Folio Photonics archive optical disk technology is real

Optical archive disk startup Folio Photonics says it has proved its multi-layer technology works with data written and read in the R&D laboratory. Now it can move on and get a commercially viable drive developed.

Folio stores data in bleached or unbleached florescent dots in a multi-layer film that is created by extruding, splitting, folding and re-extruding a polymer film until it has 8 layers. Then a disk-shaped section is cut out and laminated onto a platter. Data is written and read using lasers focused at the right depth in the multi-layer recording medium. The production process is low-cost compared to tape and disks can hold from 500GB to 1TB of data with 2TB to 4TB using 32 layers in prospect. A multi-disk cartridge could hold even more.

Folio Photonics technology generations.

John Monroe, an analyst at Further Market Research, said: “Using next-generation materials, patented polymer extrusion, and film-based disc construction processes (distinct from mere optical layering), in concert with customized optical pickup units (OPUs), Folio Photonics appears poised to deliver a new optical technology that enables eight or 16 film layers per side per disc, as opposed to only three optical layers per side per disc [Blu-ray] for archival discs today, with a roadmap to add additional layers over time.”

The Folio Photonics disks are write-once, read many (WORM) immutable devices, can store data more cheaply than tape and provide random-access – in fact, faster data access than tape, making them suitable for so-called active archiving. Its archive storage is not vulnerable to electromagnetic pulse (EMP) attacks, and provides a media lifespan of 100 years.

Steven Santamaria, Folio Photonics CEO, said: “With these advantages, Folio Photonics is poised to reshape the trajectory of archive storage.”

Folio Photonics’ technology milestone.

Folio Photonics has proved that its technology works, albeit in lab conditions, and now needs to show that drives and libraries can be produced. This could be achieved by Folio Photonics developing its own drives, modeled on Blu-ray drives perhaps, or engaging with partners who could do this. They might either be a media+drive+device manufacturer, like Sony with its optical archive, or a media manufacturer, like Fujifilm which supplies LTO tape cartridges to customers of tape libraries made by suppliers such as Quantum and SpectraLogic.
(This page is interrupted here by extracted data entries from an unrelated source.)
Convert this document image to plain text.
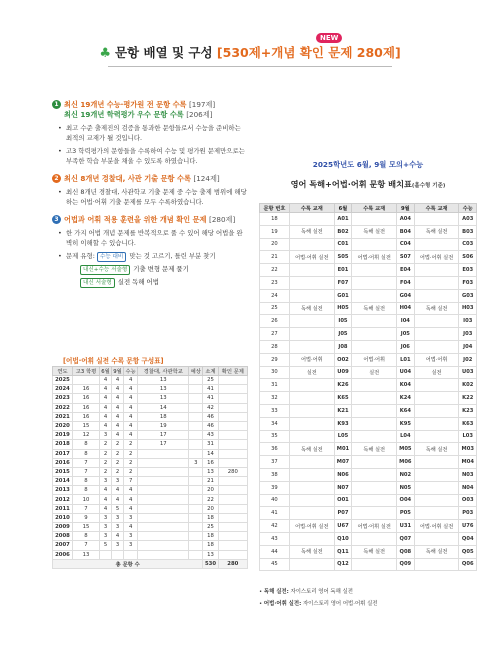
♣ 문항 배열 및 구성 [530제+개념 확인 문제 280제]
NEW
1 최신 19개년 수능·평가원 전 문항 수록 [197제]
최신 19개년 학력평가 우수 문항 수록 [206제]
• 최고 수준 출제진의 검증을 통과한 문항들로서 수능을 준비하는 최적의 교재가 될 것입니다.
• 고3 학력평가의 문항들을 수록하여 수능 및 평가원 문제만으로는 부족한 학습 부분을 채울 수 있도록 하였습니다.
2 최신 8개년 경찰대, 사관 기출 문항 수록 [124제]
• 최신 8개년 경찰대, 사관학교 기출 문제 중 수능 출제 범위에 해당하는 어법·어휘 기출 문제를 모두 수록하였습니다.
3 어법과 어휘 적용 훈련을 위한 개념 확인 문제 [280제]
• 한 가지 어법 개념 문제를 반복적으로 풀 수 있어 해당 어법을 완벽히 이해할 수 있습니다.
• 문제 유형: 수능 대비 맞는 것 고르기, 틀린 부분 찾기
내신+수능 서술형 기출 변형 문제 풀기
내신 서술형 실전 독해 어법
[어법·어휘 실전 수록 문항 구성표]
연도	고3 학평	6월	9월	수능	경찰대, 사관학교	예상	소계	확인 문제
2025		4	4	4	13		25	
2024	16	4	4	4	13		41	
2023	16	4	4	4	13		41	
2022	16	4	4	4	14		42	
2021	16	4	4	4	18		46	
2020	15	4	4	4	19		46	
2019	12	3	4	4	17		43	
2018	8	2	2	2	17		31	
2017	8	2	2	2			14	
2016	7	2	2	2		3	16	
2015	7	2	2	2			13	280
2014	8	3	3	7			21	
2013	8	4	4	4			20	
2012	10	4	4	4			22	
2011	7	4	5	4			20	
2010	9	3	3	3			18	
2009	15	3	3	4			25	
2008	8	3	4	3			18	
2007	7	5	3	3			18	
2006	13						13	
총 문항 수							530	280
2025학년도 6월, 9월 모의+수능
영어 독해+어법·어휘 문항 배치표(홀수형 기준)
문항 번호	수록 교재	6월	수록 교재	9월	수록 교재	수능
18		A01		A04		A03
19	독해 실전	B02	독해 실전	B04	독해 실전	B03
20		C01		C04		C03
21	어법·어휘 실전	S05	어법·어휘 실전	S07	어법·어휘 실전	S06
22		E01		E04		E03
23		F07		F04		F03
24		G01		G04		G03
25	독해 실전	H05	독해 실전	H04	독해 실전	H03
26		I05		I04		I03
27		J05		J05		J03
28		J08		J06		J04
29	어법·어휘	O02	어법·어휘	L01	어법·어휘	J02
30	실전	U09	실전	U04	실전	U03
31		K26		K04		K02
32		K65		K24		K22
33		K21		K64		K23
34		K93		K95		K63
35		L05		L04		L03
36	독해 실전	M01	독해 실전	M05	독해 실전	M03
37		M07		M06		M04
38		N06		N02		N03
39		N07		N05		N04
40		O01		O04		O03
41		P07		P05		P03
42	어법·어휘 실전	U67	어법·어휘 실전	U31	어법·어휘 실전	U76
43		Q10		Q07		Q04
44	독해 실전	Q11	독해 실전	Q08	독해 실전	Q05
45		Q12		Q09		Q06
• 독해 실전: 자이스토리 영어 독해 실전
• 어법·어휘 실전: 자이스토리 영어 어법·어휘 실전
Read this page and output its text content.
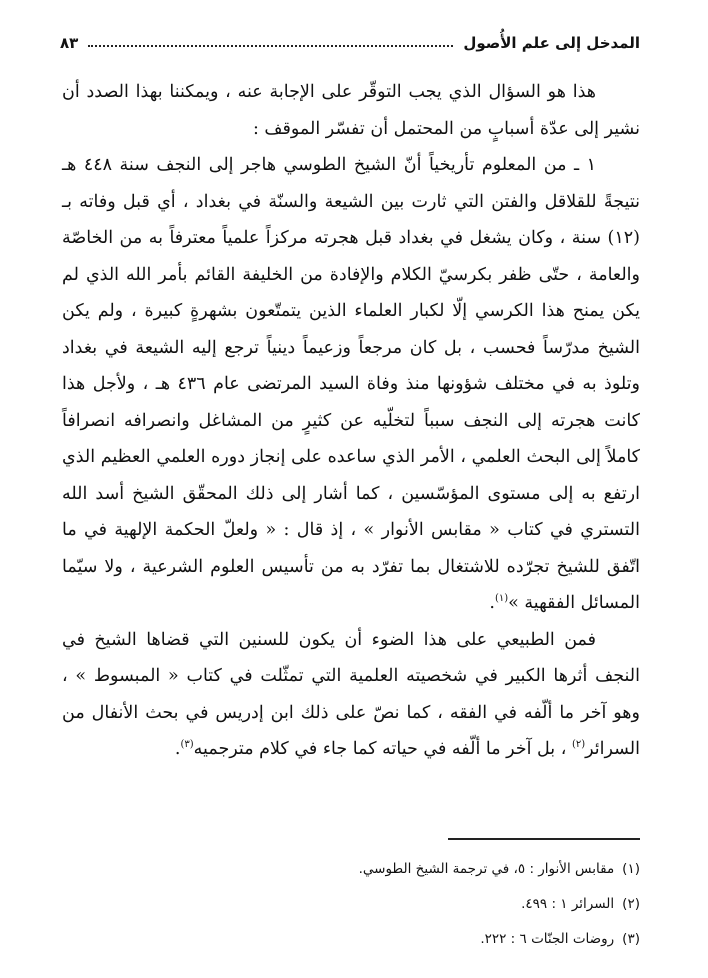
المدخل إلى علم الأُصول
٨٣

هذا هو السؤال الذي يجب التوقّر على الإجابة عنه ، ويمكننا بهذا الصدد أن نشير إلى عدّة أسبابٍ من المحتمل أن تفسّر الموقف :

١ ـ من المعلوم تأريخياً أنّ الشيخ الطوسي هاجر إلى النجف سنة ٤٤٨ هـ نتيجةً للقلاقل والفتن التي ثارت بين الشيعة والسنّة في بغداد ، أي قبل وفاته بـ (١٢) سنة ، وكان يشغل في بغداد قبل هجرته مركزاً علمياً معترفاً به من الخاصّة والعامة ، حتّى ظفر بكرسيّ الكلام والإفادة من الخليفة القائم بأمر الله الذي لم يكن يمنح هذا الكرسي إلّا لكبار العلماء الذين يتمتّعون بشهرةٍ كبيرة ، ولم يكن الشيخ مدرّساً فحسب ، بل كان مرجعاً وزعيماً دينياً ترجع إليه الشيعة في بغداد وتلوذ به في مختلف شؤونها منذ وفاة السيد المرتضى عام ٤٣٦ هـ ، ولأجل هذا كانت هجرته إلى النجف سبباً لتخلّيه عن كثيرٍ من المشاغل وانصرافه انصرافاً كاملاً إلى البحث العلمي ، الأمر الذي ساعده على إنجاز دوره العلمي العظيم الذي ارتفع به إلى مستوى المؤسّسين ، كما أشار إلى ذلك المحقّق الشيخ أسد الله التستري في كتاب « مقابس الأنوار » ، إذ قال : « ولعلّ الحكمة الإلهية في ما اتّفق للشيخ تجرّده للاشتغال بما تفرّد به من تأسيس العلوم الشرعية ، ولا سيّما المسائل الفقهية »$^{(١)}$.

فمن الطبيعي على هذا الضوء أن يكون للسنين التي قضاها الشيخ في النجف أثرها الكبير في شخصيته العلمية التي تمثّلت في كتاب « المبسوط » ، وهو آخر ما ألّفه في الفقه ، كما نصّ على ذلك ابن إدريس في بحث الأنفال من السرائر$^{(٢)}$ ، بل آخر ما ألّفه في حياته كما جاء في كلام مترجميه$^{(٣)}$.

(١)
مقابس الأنوار : ٥، في ترجمة الشيخ الطوسي.
(٢)
السرائر ١ : ٤٩٩.
(٣)
روضات الجنّات ٦ : ٢٢٢.
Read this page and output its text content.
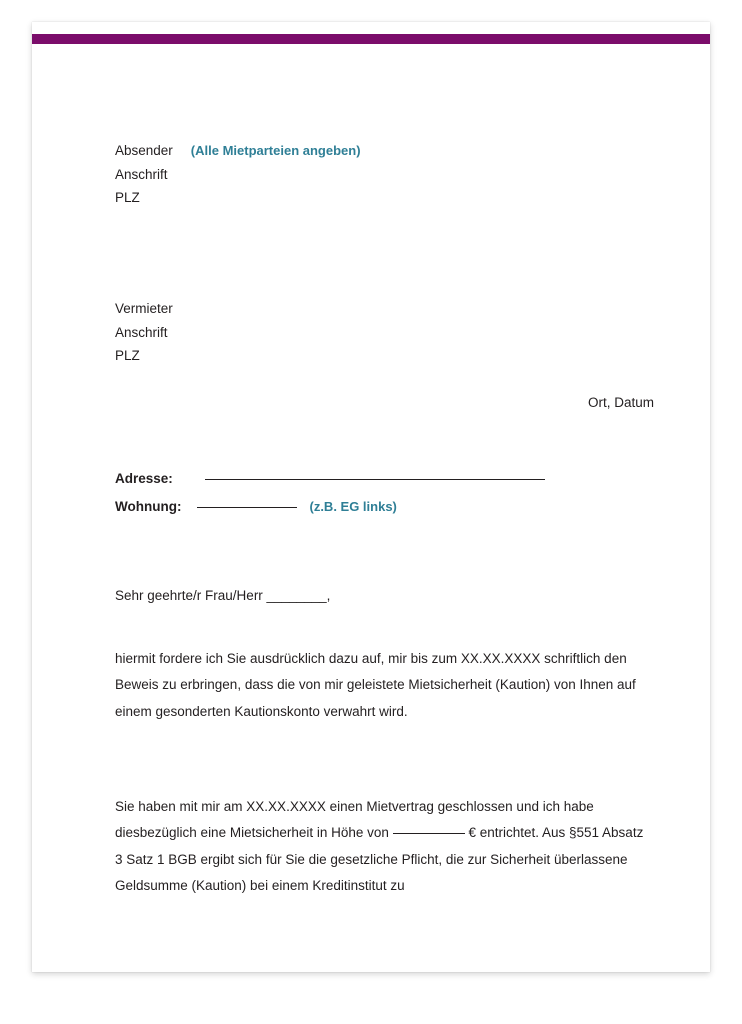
Absender (Alle Mietparteien angeben)
Anschrift
PLZ
Vermieter
Anschrift
PLZ
Ort, Datum
Adresse:
Wohnung:	(z.B. EG links)
Sehr geehrte/r Frau/Herr ________,
hiermit fordere ich Sie ausdrücklich dazu auf, mir bis zum XX.XX.XXXX schriftlich den Beweis zu erbringen, dass die von mir geleistete Mietsicherheit (Kaution) von Ihnen auf einem gesonderten Kautionskonto verwahrt wird.
Sie haben mit mir am XX.XX.XXXX einen Mietvertrag geschlossen und ich habe diesbezüglich eine Mietsicherheit in Höhe von	€ entrichtet. Aus §551 Absatz 3 Satz 1 BGB ergibt sich für Sie die gesetzliche Pflicht, die zur Sicherheit überlassene Geldsumme (Kaution) bei einem Kreditinstitut zu
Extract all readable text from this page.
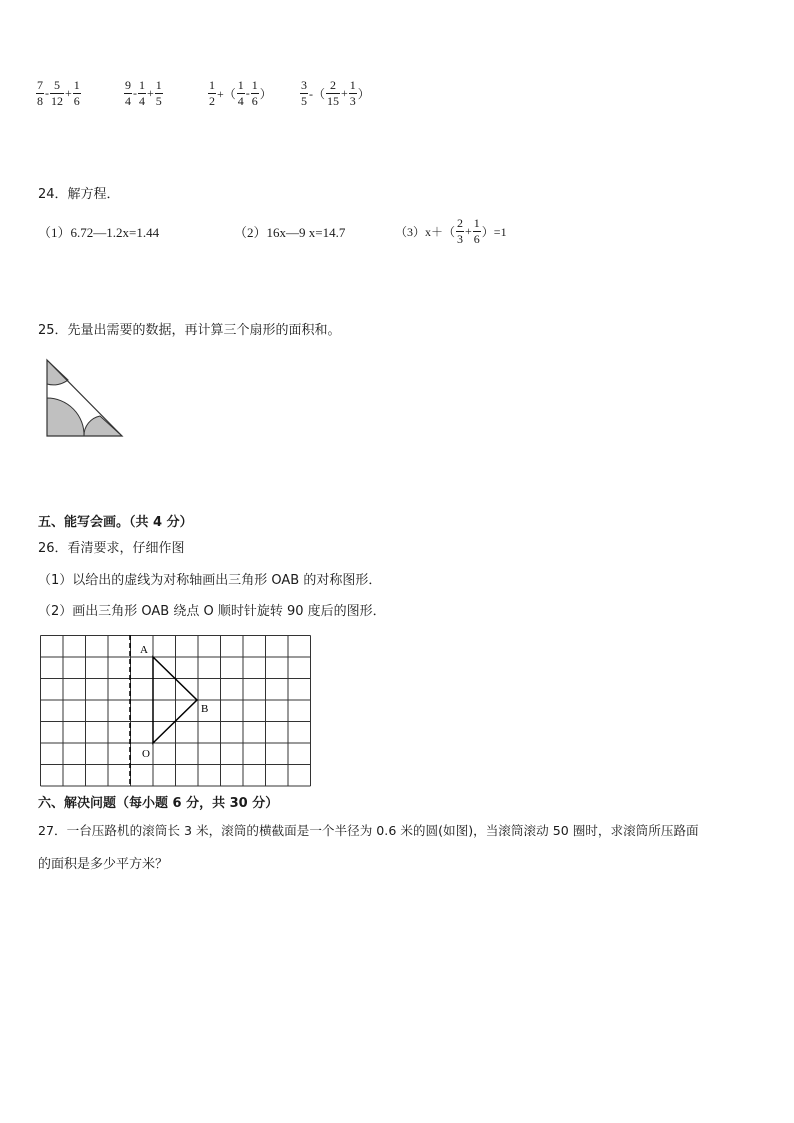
$\frac{7}{8} - \frac{5}{12} + \frac{1}{6}$	$\frac{9}{4} - \frac{1}{4} + \frac{1}{5}$	$\frac{1}{2}$ +（ $\frac{1}{4} - \frac{1}{6}$ ） $\frac{3}{5}$ -（ $\frac{2}{15} + \frac{1}{3}$ ）
24．解方程．
（1）6.72—1.2x=1.44	（2）16x—9 x=14.7	$(3)x+( \frac{2}{3} + \frac{1}{6} )=1$
25．先量出需要的数据，再计算三个扇形的面积和。
五、能写会画。（共 4 分）
26．看清要求，仔细作图
（1）以给出的虚线为对称轴画出三角形 OAB 的对称图形．
（2）画出三角形 OAB 绕点 O 顺时针旋转 90 度后的图形．
A
B
O
六、解决问题（每小题 6 分，共 30 分）
27．一台压路机的滚筒长 3 米，滚筒的横截面是一个半径为 0.6 米的圆(如图)，当滚筒滚动 50 圈时，求滚筒所压路面
的面积是多少平方米？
They in turn use tape drives made by IBM.

Folio says its extrusion-based manufacturing advantages drive room for significant channel/partner margin and profitability and position the company for sustainable growth and continued investment in the business. 

Santamaria said: “Folio’s next-generation storage media will radically reduce the upfront cost and TCO while making data archives active, cybersecure, and sustainable – an ideal combination for data center and hyperscale customers. We believe that it will disrupt and re-energize the multi-billion-dollar data storage industry with its breakthrough financial and sustainability upside.”

Comment

Our thinking is that Folio Photonics will look to partners to build drives and tape library chassis, ranging from auto-loaders to larger libraries. These partners will look at market projections for archive data growth and the prospects of eating into the tape archive market (with lower cost and faster access media) and the existing optical disk archive market (with lower-cost media). 

Folio Photonics disk.

If they are convinced of the potential then a 3-layer ecosystem will form, with Folio Photonics making the platters and, maybe, the cartridges, a drive-builder developing and making the drives, and a library maker developing auto-loading and robot-driven libraries. We can take it as given that existing archive software interfaces will be used; why re-invent that particular wheel?

We think that drive development is a bigger hurdle to get over than device chassis development.

The two disrupted markets will be archive tape and archive optical disk and existing suppliers in these markets will represent potential partnering opportunities for Folio Photonics. 

This is, potentially, a huge development milestone for archiving technology. Envisaging a random-access archive medium that is lower-cost than tape, about as dense in capacity and capacity-scaling terms, and longer-lasting, is hugely significant. We shouldn’t under-estimate the magnitude of Folio Photonics’ technology milestone but we should recognize that the next phase of development will be hard and take a year or more.